In fact even deaths under 65 only make up 11% of all COVID-19 deaths.

So again the likelihood of the death rate changing in any significant manner for that specific age group due to the inclusion of the ONS data is currently about zero, for other age groups especially those above the age of 65 there would likely be some changes.


> if we didn’t had the ONS data already there are virtually no additional reported deaths for that age group above what PHE reports:

You've neglected to account for the data lag. From your link:

> he information used to produce these statistics is based on details collected when certified deaths are registered with the local registration office. In England and Wales, deaths should be registered within five days of the death occurring, but there are some situations that result in the registration of the death being delayed. For example, when a death needs to be investigated by a coroner. Therefore, there may be some deaths involving COVID-19 that occurred in March and April but are yet to be registered, meaning they will not be included in this analysis.

I'm talking about deaths of young people living in care and nursing homes. All of these deaths need to be investigated by the coroner.


I didn’t neglect anything you can match PHE England data for those dates yourself, I’ve also included the deaths that were reported in early May but were recorded in March for PHE.

Your assumption is that young people die in care homes is not substantiated by any data we have.

It doesn’t mean that young people don’t die they do even if it’s in extremely rare cases they simply die in hospitals since the current triage grants them priority and that they are less likely to turn to the worse before they can be hospitalized or rehospitalized.

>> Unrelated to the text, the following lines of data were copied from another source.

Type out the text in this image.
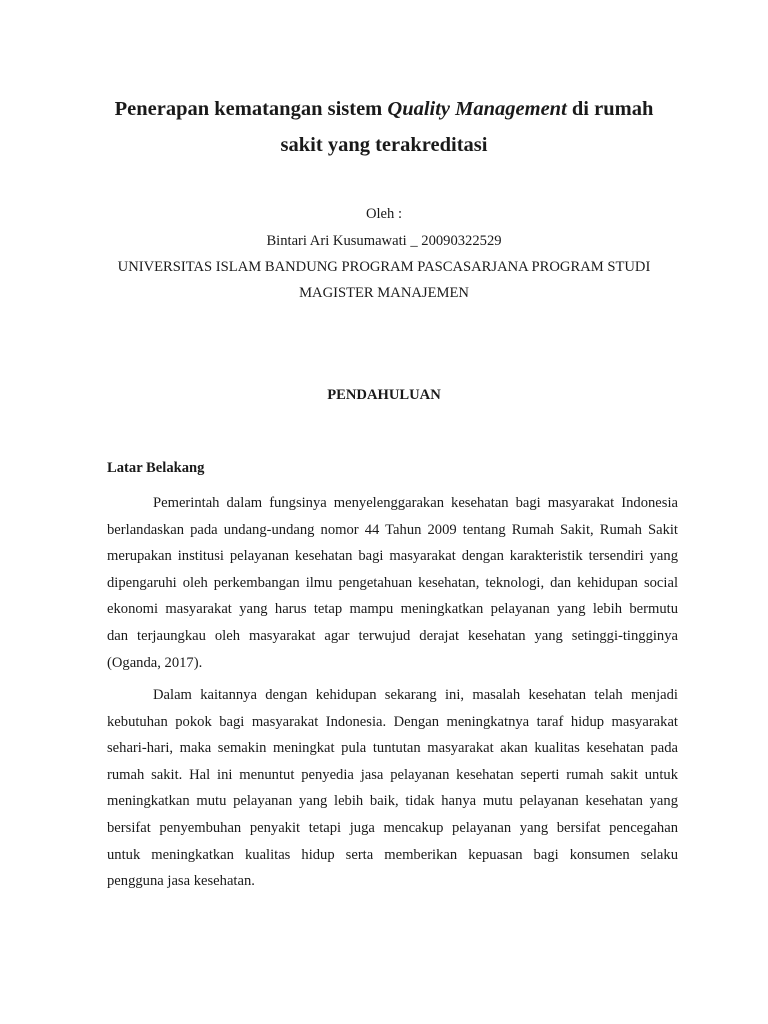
Penerapan kematangan sistem Quality Management di rumah
sakit yang terakreditasi

Oleh :

Bintari Ari Kusumawati _ 20090322529

UNIVERSITAS ISLAM BANDUNG PROGRAM PASCASARJANA PROGRAM STUDI

MAGISTER MANAJEMEN

PENDAHULUAN
Latar Belakang
Pemerintah dalam fungsinya menyelenggarakan kesehatan bagi masyarakat Indonesia
berlandaskan pada undang-undang nomor 44 Tahun 2009 tentang Rumah Sakit, Rumah Sakit
merupakan institusi pelayanan kesehatan bagi masyarakat dengan karakteristik tersendiri yang
dipengaruhi oleh perkembangan ilmu pengetahuan kesehatan, teknologi, dan kehidupan social
ekonomi masyarakat yang harus tetap mampu meningkatkan pelayanan yang lebih bermutu
dan terjaungkau oleh masyarakat agar terwujud derajat kesehatan yang setinggi-tingginya
(Oganda, 2017).
Dalam kaitannya dengan kehidupan sekarang ini, masalah kesehatan telah menjadi
kebutuhan pokok bagi masyarakat Indonesia. Dengan meningkatnya taraf hidup masyarakat
sehari-hari, maka semakin meningkat pula tuntutan masyarakat akan kualitas kesehatan pada
rumah sakit. Hal ini menuntut penyedia jasa pelayanan kesehatan seperti rumah sakit untuk
meningkatkan mutu pelayanan yang lebih baik, tidak hanya mutu pelayanan kesehatan yang
bersifat penyembuhan penyakit tetapi juga mencakup pelayanan yang bersifat pencegahan
untuk meningkatkan kualitas hidup serta memberikan kepuasan bagi konsumen selaku
pengguna jasa kesehatan.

Also unlike (much) older patients they are also not released back to the care homes once they are admitted because they can still be effectively saved.

Overall nothing in the data we have suggests that the death rate will increase for the younger population if anything it will likely decrease slightly as the ONS data skews even higher for the older populations than the PHE data.

So sorry but this is yet again you making assumptions that go directly against the data we have.